What I ought to do is take the screens out of the windows. I mean, it's not like it's flying insect season anymore.
Maybe tomorrow morning.
10 November 2013
05 November 2013
Leaves...of Absence, of Trees, of Books
Last week, I went to a seminar, a day long thing on human resources issues for non-profit organizations. Because, in addition to being one of the accidental techies in my office, I am also the accidental HR person. And, while most of the time, I'm good with making it up as I go along, sometimes I think I ought to have a bit of practical knowledge.
It was useful enough.
But my absolute favorite moment during the day was an unexpectedly poetic PowerPoint slide title:
Is that not beautiful? All around, the leaves are changing falling crunching swirling, falling swirling crunching changing, and now it is darker earlier earlier, and soon it will be winter. Of course, they were talking about a different sort of leave altogether.
I've been reading a lot. Right now, I'm in the middle of three books, one fiction, two not. As happens, as it always happens, there are odd parallels and coincidences among them.
Though I'd read Tracy Kidder's profile of Paul Farmer in the New Yorker, oh, 13 years ago, I'd never gotten around to Mountains Beyond Mountains. Wow. It's kind of fabulous and now I feel a little bad that Partners in Health went on my bad charities list because they sent me way too much mail. Paul Farmer's administrative partner in Partners in Health is Ophelia Dahl (as in, daughter of Roald, but that's just an interesting aside). And because I am easily amused, I find it funny to be contemporaneously reading Reviving Ophelia: Saving the Selves of Adolescent Girls. There's no real connection between the books, other than the Ophelia, but how often do you run across an Ophelia in your day to day life? The fiction rounding out my current reading is The Poisonwood Bible, and it ties closely back to Mountains Beyond Mountains - it's in the Congo, everyone is poor, lots of people are sick. But it also resonates with Reviving Ophelia, what with those four daughters, growing up.
Books. It comes around. My sister-in-law is helping raise money to buy books for a children's library in Africa, Zambia, to be precise.

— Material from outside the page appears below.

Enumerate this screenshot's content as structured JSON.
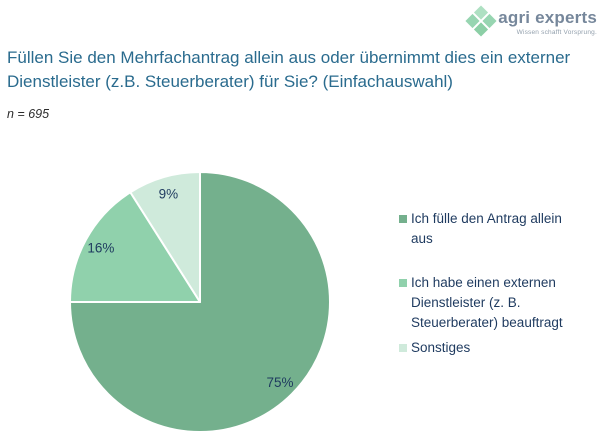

Clearly, my current reading and her current project have a connection - books, children, Africa. "It is a proven fact that higher levels of literacy are associated with the availability of classroom libraries with a sufficient quantity of books, providing children with the opportunity to read." Won't you help? Melissa set up an Indiegogo campaign, which you can get to by clicking the photo, right there, to the right.
And when you're done, you can have a book for your troubles. My friend Emily wrote an irreverent guide to Disney World called Princess Wishes and Monorail Dreams. She's giving the book away - but asking that people donate to charity in return. So I've got it a little backwards here, by asking you to donate to charity and then go "claim" your copy of her book, but I think we're on the same page in spirit.
Books. Each page is a leaf. Turning leaves, turning pages, and so the circle continues, unbroken.